I have to declare an interest here, since, as Mariscat Press, I published the sequence from which the poem comes, Love and a Life. The poem perfectly summarises the aspects of love, its contradictions, its terror and ecstasy. No 'shadows and disguises', here Morgan opens his life to us candidly and unflinchingly. The poem is written in his recent invention, the 'Carthurian stanza' (after the ancient name for Glasgow): long lines, single rhyme (except for a couplet before the last line) – it seems to be a very freeing form for him.
'Love' is from a sequence of fifty poems I wrote between September and November 2002. These were largely autobiographical, recreating a diversity of love experiences over many years. I aimed at honesty, and often included names of the persons involved, together with indications of time and place. But I wanted also to open out the sequence into a consideration of love in general, sometimes doing this by writing about real or fictional historical characters (St Teresa, Shakespeare's Titania, Pushkin's Tatiana), and sometimes giving life to the abstractions of love, lust, and desire. The present poem is in the last category, and offers a series of images, some obvious (bashed pillow, crumpled sheet), some paradoxical (the wolf that guards the gate), all suggestive of the enormous actual power and unmappable potential of love. There are reminders of danger as well as delight. Lovers can kill, and be killed. Honour, seemingly a virtue, may have terrible consequences. But for all that, the poem emphasises the creative possibilities of one of the strongest of our emotions. Shakespeare may have suggested that music is the food of love; the poem would claim that love is the food of music, and indeed of all the arts. Without love we are dumb, senseless, unquickened. And I use the image of absinth (a drink I am fond of) swirling round the ice-cubes in a glass to evoke the desired quickening, which we are fidgin-fain (physically eager) to produce. My final imagery in the poem, taken from space flight and the sending of probes to distant parts of the universe, reminds us of love's most mysterious value, its exploration of the unknown, its commitment to something beyond convention and control, its open acknowledgement or declaration ('I love you') from which there is no going back. No going back, and despite all the risks involved – rebuff, jealousy, separation, violence, bereavement – the signals sent back by the probe are positive and encouraging.

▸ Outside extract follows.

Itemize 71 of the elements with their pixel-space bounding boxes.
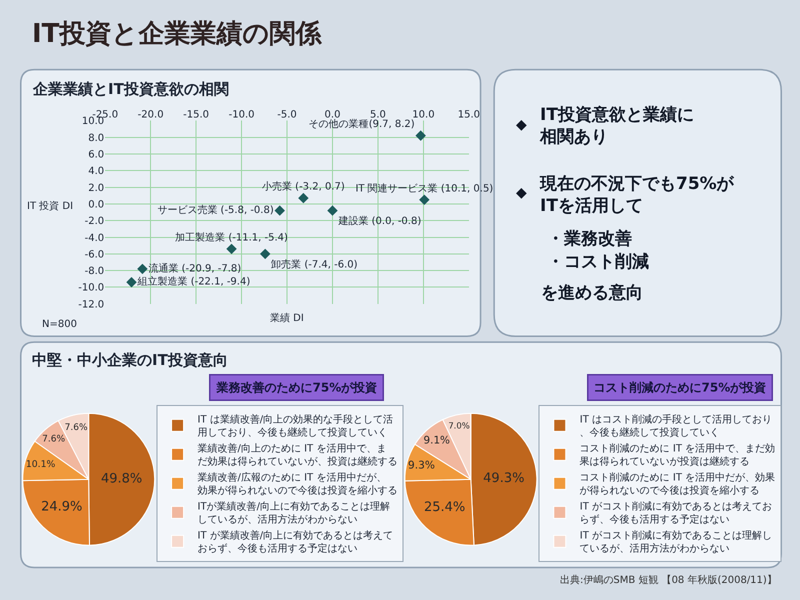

The stanza form I used for all the poems in the sequence combines a strict rhyme scheme with a free rhythm, a somewhat unusual approach which I hoped would have the effect of giving the emotions their head, held by a loose rein, but periodically tugging them back with a smart whip of rhyme, to remind them, if they wanted reminding, that they are being deployed in terms of art, in a structure devised to give pleasure to the ear, whether inward or outward. We want life, and we want art. The 'life' part of the sequence followed the events during its composition: the season of autumn turning to winter, visits to hospital for scans, the putting up and taking down of scaffolding while the house was having its brickwork cleaned and repointed. The 'art' part of the sequence refused the reader any easy escape from the actual language it evolved.